Pendant la courte escale le navire est pris d’assaut par une troupe de gardes et d’infirmières nous conduisant à l’intérieur du bâtiment qui impose, comme une forteresse, un sentiment étrange de harmonie entre le ciel, la terre et la mer… et l’homme. Reconnaissance d’une contradiction.
Dans ma « cellule » je regarde par la fenêtre la nuit, jusque’à minuit, et j’écoute la mer, l’odeur du sel, j’accompagne intérieurement le mouvement de l’eau sur les rochers de la côte si proche. Ce séjour me permettra de nettoyer de façon douloureuse les miasmes de mon âme. Parfois, j’entend les femmes et les enfants qui rient et cela me rassure pour continuer d’entretenir une résonance intime du connu.

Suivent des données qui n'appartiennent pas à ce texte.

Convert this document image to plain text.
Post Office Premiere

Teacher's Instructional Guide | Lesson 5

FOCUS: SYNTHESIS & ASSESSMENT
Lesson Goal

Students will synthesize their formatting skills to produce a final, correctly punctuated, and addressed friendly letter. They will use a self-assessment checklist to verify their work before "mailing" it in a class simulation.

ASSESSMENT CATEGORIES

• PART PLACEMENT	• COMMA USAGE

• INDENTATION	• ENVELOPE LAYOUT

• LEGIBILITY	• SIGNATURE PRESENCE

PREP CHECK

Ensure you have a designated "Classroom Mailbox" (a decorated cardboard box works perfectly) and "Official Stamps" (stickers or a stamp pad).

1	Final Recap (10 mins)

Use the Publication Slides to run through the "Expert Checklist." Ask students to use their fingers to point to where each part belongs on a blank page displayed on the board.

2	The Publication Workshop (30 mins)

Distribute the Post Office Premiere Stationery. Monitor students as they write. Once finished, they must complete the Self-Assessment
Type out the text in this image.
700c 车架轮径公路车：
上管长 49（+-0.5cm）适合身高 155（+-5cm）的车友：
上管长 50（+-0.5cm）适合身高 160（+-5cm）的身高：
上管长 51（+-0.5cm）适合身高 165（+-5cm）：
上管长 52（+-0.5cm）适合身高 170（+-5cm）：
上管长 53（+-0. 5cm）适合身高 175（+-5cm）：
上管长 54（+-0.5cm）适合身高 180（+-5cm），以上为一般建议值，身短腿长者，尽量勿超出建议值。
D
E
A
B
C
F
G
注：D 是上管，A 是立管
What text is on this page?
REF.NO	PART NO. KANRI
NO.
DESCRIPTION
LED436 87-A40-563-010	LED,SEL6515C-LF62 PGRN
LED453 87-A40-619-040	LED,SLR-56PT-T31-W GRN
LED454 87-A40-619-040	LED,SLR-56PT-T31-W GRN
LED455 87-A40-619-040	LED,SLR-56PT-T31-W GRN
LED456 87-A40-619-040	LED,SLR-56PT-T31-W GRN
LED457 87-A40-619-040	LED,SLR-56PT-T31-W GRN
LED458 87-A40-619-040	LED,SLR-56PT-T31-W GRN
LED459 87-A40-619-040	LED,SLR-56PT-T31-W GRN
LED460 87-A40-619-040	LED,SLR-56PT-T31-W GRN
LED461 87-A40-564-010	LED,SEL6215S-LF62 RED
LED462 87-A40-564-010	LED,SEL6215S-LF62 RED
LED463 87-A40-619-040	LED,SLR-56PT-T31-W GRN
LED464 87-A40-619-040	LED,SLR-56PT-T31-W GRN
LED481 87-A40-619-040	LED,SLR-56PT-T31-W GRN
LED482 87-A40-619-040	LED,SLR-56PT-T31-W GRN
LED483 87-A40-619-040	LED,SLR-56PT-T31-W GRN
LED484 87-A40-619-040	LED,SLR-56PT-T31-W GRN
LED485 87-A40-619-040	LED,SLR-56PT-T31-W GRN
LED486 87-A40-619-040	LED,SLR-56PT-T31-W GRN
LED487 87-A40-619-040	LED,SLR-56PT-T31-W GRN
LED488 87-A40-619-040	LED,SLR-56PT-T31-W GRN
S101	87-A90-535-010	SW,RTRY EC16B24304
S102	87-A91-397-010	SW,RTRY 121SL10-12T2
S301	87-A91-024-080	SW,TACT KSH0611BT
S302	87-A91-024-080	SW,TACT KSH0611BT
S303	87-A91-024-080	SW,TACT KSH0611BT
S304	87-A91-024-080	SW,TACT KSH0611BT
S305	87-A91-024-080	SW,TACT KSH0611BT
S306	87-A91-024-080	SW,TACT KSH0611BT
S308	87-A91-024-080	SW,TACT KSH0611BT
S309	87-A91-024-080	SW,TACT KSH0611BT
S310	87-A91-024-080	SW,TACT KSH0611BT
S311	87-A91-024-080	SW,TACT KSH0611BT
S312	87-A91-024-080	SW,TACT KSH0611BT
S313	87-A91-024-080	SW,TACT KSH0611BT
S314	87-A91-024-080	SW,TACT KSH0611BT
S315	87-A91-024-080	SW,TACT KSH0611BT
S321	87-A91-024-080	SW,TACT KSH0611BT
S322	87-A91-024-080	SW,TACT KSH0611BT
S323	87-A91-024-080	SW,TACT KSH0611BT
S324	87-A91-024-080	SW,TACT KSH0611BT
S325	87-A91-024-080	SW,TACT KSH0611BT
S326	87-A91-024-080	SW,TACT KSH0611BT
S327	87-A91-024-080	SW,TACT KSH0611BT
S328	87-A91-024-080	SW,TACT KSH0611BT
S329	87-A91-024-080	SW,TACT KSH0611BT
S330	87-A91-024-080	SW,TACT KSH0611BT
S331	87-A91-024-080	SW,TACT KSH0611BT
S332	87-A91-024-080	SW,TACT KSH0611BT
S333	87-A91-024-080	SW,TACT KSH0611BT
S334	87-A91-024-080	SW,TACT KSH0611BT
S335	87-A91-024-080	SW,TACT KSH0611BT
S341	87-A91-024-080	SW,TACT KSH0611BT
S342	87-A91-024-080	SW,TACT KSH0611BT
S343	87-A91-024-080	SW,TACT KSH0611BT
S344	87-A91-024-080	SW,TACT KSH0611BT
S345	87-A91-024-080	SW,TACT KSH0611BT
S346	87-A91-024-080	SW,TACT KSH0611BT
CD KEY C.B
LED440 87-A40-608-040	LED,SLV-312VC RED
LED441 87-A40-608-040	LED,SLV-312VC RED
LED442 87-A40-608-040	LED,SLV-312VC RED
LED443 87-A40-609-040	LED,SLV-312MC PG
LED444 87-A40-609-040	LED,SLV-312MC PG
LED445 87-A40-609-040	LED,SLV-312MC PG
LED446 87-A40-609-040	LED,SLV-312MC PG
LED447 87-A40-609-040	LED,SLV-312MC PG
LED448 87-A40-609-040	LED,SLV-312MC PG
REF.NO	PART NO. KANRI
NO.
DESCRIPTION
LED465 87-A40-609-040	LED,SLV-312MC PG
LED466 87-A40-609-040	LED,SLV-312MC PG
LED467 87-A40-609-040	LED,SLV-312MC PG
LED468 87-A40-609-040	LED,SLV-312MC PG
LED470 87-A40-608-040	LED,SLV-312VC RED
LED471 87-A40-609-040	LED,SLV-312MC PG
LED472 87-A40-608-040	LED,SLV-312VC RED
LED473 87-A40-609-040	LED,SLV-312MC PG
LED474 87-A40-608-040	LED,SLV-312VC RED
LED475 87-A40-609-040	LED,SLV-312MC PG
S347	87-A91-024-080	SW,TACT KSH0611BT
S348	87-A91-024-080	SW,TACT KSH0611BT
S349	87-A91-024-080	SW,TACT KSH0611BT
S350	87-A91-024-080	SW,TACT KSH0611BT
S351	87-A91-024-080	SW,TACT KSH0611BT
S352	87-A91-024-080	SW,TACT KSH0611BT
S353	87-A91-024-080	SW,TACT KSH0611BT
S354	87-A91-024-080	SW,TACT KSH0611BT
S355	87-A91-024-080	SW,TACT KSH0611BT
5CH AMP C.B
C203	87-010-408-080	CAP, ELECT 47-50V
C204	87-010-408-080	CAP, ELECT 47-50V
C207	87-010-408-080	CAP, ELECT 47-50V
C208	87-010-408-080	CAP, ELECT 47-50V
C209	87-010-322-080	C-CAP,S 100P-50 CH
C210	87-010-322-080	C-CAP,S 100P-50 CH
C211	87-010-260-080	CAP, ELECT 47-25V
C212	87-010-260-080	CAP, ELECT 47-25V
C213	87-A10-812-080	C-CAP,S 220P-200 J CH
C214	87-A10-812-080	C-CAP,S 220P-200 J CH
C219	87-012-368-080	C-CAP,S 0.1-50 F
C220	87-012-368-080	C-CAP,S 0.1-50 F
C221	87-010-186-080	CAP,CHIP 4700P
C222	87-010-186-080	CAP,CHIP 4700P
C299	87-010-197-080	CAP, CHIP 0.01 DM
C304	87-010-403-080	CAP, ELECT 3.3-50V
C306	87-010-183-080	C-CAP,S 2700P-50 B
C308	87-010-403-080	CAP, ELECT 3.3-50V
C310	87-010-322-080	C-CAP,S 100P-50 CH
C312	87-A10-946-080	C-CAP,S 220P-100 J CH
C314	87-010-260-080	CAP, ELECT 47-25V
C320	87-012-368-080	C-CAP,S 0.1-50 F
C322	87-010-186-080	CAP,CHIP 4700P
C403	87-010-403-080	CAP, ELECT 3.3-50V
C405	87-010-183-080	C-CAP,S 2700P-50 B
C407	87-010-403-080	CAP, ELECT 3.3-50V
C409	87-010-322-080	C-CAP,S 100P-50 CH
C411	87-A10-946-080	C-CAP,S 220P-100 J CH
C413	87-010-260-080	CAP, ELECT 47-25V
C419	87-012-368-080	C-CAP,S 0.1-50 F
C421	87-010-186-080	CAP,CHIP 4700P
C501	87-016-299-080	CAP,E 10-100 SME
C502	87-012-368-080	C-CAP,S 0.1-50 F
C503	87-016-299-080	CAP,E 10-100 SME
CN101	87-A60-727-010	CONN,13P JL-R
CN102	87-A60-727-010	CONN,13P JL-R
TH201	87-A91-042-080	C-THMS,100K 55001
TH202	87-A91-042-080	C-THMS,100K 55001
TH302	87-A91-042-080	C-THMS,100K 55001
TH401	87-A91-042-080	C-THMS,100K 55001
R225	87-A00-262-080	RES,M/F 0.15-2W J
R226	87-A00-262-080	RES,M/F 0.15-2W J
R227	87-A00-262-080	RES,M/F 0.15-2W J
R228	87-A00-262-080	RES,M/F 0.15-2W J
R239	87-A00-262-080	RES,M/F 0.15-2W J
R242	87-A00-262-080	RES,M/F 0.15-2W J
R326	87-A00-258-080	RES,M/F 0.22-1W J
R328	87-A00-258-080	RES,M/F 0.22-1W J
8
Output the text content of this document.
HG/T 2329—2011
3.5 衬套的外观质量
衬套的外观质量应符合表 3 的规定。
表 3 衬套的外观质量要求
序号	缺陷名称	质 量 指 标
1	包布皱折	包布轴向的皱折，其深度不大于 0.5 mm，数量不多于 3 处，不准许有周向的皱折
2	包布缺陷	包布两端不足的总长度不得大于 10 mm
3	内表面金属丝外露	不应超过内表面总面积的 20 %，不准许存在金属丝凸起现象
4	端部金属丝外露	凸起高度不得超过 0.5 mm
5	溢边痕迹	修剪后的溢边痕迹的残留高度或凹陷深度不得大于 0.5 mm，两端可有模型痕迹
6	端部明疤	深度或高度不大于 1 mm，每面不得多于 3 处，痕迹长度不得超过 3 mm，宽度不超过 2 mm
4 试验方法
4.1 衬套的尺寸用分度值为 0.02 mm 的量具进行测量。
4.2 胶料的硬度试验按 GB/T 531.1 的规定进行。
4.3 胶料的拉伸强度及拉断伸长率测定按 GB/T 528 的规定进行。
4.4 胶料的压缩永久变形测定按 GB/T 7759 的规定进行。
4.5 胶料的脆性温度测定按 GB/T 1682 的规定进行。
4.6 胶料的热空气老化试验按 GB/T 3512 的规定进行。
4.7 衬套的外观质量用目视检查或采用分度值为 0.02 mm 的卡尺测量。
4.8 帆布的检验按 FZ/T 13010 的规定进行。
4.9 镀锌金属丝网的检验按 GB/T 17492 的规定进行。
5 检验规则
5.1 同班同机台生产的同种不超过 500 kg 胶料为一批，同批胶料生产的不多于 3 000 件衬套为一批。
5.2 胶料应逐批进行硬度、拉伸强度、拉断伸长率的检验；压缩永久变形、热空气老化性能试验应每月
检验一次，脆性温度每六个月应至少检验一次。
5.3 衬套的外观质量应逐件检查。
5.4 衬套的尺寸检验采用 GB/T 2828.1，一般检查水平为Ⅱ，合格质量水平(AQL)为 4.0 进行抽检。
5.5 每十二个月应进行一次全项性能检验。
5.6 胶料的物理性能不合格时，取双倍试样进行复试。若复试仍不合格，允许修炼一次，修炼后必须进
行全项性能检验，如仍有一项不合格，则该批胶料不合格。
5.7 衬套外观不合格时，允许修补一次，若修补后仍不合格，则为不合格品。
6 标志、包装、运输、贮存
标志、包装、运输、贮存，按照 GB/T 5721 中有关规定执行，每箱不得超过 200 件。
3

Lazaretta offre aux passants une pause dans le temps, dans la vie, et peut être lieu ultime du voyage. Elle me parait être au coeur du monde.
Les pestes qui reviennent encore pour assouvir une faim ancienne. Et l’isolement est encore le seul remède utile ou … la fuite comme remède ultime.
Je voudrais tellement conserver ce lieu qui me fait sentir le respect de la vie, de la lumière nourricière, de cette force vitale qui s’oppose à la noirceur, physique et morale, et pourtant je sens qu’elle est destinée à disparaitre et cette idée me serre le coeur. Je veux garder un souvenir vivant.
Lazaretta; Le monde serait-il amputé de ce qu’il fait sa permanence?
Lazaretta est une beauté pas encore brisée.